Morreste fora de Portugal, no reino do Algarve, em Alvor, este tão pequeno lugar...
Fatigado das noites mal dormidas,
recosto-me numa cadeira e adormeço. Pego logo a sonhar. A tua figura, como
tantas vezes desde há quatro anos quando surgiram os primeiros sinais, aparece-me.

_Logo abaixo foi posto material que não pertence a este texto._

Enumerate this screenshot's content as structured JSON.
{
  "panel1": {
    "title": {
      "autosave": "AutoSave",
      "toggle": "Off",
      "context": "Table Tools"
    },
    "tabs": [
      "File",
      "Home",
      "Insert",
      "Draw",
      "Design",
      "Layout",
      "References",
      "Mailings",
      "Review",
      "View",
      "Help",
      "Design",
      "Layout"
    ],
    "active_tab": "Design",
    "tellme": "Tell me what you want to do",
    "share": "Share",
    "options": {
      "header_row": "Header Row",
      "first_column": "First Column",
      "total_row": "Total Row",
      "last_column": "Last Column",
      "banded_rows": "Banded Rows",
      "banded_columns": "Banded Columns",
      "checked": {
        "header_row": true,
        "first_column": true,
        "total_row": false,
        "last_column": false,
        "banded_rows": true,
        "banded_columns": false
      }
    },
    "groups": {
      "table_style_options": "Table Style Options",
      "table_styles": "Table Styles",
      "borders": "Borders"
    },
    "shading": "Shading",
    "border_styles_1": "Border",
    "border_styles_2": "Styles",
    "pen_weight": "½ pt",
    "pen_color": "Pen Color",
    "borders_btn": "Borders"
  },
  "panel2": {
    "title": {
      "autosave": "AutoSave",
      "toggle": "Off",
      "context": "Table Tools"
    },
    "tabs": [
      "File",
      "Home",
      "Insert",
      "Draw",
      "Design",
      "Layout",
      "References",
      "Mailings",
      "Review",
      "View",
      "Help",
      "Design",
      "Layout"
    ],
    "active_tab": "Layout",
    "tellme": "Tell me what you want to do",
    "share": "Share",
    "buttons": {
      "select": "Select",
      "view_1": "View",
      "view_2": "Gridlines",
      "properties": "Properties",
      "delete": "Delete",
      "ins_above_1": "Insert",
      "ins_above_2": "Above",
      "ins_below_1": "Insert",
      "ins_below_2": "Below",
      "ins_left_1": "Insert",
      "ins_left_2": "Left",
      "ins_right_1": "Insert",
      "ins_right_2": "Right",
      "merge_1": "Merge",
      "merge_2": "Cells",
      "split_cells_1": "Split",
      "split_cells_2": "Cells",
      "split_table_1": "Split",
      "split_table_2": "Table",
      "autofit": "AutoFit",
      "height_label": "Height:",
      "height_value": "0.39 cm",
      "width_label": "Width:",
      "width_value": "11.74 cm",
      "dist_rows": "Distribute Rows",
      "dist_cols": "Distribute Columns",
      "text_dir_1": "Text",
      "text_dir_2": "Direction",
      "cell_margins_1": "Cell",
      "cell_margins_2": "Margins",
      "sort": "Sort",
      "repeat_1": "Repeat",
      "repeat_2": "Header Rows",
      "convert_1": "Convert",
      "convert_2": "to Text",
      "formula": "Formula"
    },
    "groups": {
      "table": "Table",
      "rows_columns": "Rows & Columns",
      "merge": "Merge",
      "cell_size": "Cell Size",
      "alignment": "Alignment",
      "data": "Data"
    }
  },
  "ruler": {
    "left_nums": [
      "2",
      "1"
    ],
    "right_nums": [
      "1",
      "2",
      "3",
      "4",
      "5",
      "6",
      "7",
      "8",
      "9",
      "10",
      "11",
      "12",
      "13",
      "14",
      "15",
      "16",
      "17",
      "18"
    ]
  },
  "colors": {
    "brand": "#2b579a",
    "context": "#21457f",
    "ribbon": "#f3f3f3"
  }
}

Fala-me numa voz de longe, semelhante a ressonância de poço de água. Que me
quererás dizer? Vejo-te os beiços exangues a arredondarem-se para o molde da
palavra que de início não decifro mas por fim me parece ouvir. Acordo
sobressaltado. A mortalha, ainda há pouco composta, mostra-se revolta. Põem-se-me
os cabelos em pé. Tento violentar o pavor, levanto-me e destapo-te o rosto:
sereno, olhos cerrados neste dormir sem respiro. Qualquer aragem vinda das
frinchas da janela, penso, qualquer hálito da noite terá levantado a ponta do
sudário... Volto a sentar-me, a procurar o esquecimento do sono, mas o pensamento
não me larga. Pressinto que o pesadelo vai regressar. Estão-se-me pesando os
olhos, sinto passos no sobrado da quadra ao lado. Quem vem lá? Eu. Ah, és tu,
Faria! Ainda bem que chegas. Estava com medo. Medo? Tive um sonho. O rei levantava-se,
caminhava para mim... A tensão destes dias criou-te fantasmas na imaginação. ...e
falava-me. Parecia querer dizer-me alguma coisa, mas a voz distante e pastosa,
a princípio, não foi de jeito a que a percebesse. Depois repetiu, tão claro que
entendi sílaba por silaba a palavra...
Que
palavra? ...peçonha... Foi o que eu lhe li nos lábios: peçonha... Talvez o rei
esteja a pedir ...a exigir ...sei lá... Suspendia-se a fala naquela ideia
terrível, começou de se ouvir um rumor surdo, um gemido alongado, sob os nossos
pés. Os objectos deram de oscilar e tinir nos seus lugares, as portas e janelas
entraram a vibrar e o lençol que cobria o morto descaiu. Quando olhámos, o cadáver
tinha os olhos abertos. Ergui-me horrorizado. Faria manteve-se calmo, tolhendo-me,
com a mão no meu pulso, qualquer movimento desatinado: logo passa, disse. O
rumor foi abrandando, deixou de soar, tudo se aquietou. Faria levantou-se, foi
junto do teu corpo e muito de leve com os dedos cerrou-te aquele pavoroso olhar
a eternidade: descansa, querida alma!, ouvi-lhe murmurar... e lançou-te por
cima a mortalha branca. Fomos para a sala do lado. Na presença de um morto ou se
fala em voz baixa ou não se fala. Respeito? Constrangimento? Tu aí era como se
ouvisses o que dizíamos. Diante do teu corpo, por hábito de reverência quando
eras vivo, ou porque qualquer bafo de fumo supersticioso se nos metera agora no
tutano dos ossos, ficamos atados, tanto mais que o assunto te dizia respeito.
Deixámos
no entanto, sem sabermos porquê, a porta de comunicação entreaberta. Turvados...,
disse Faria, como se o pensamento se arrastasse de longe. Estamos sentados à
mesa grande que ainda se conserva ocupada pela multidão dos mapas de que te servias.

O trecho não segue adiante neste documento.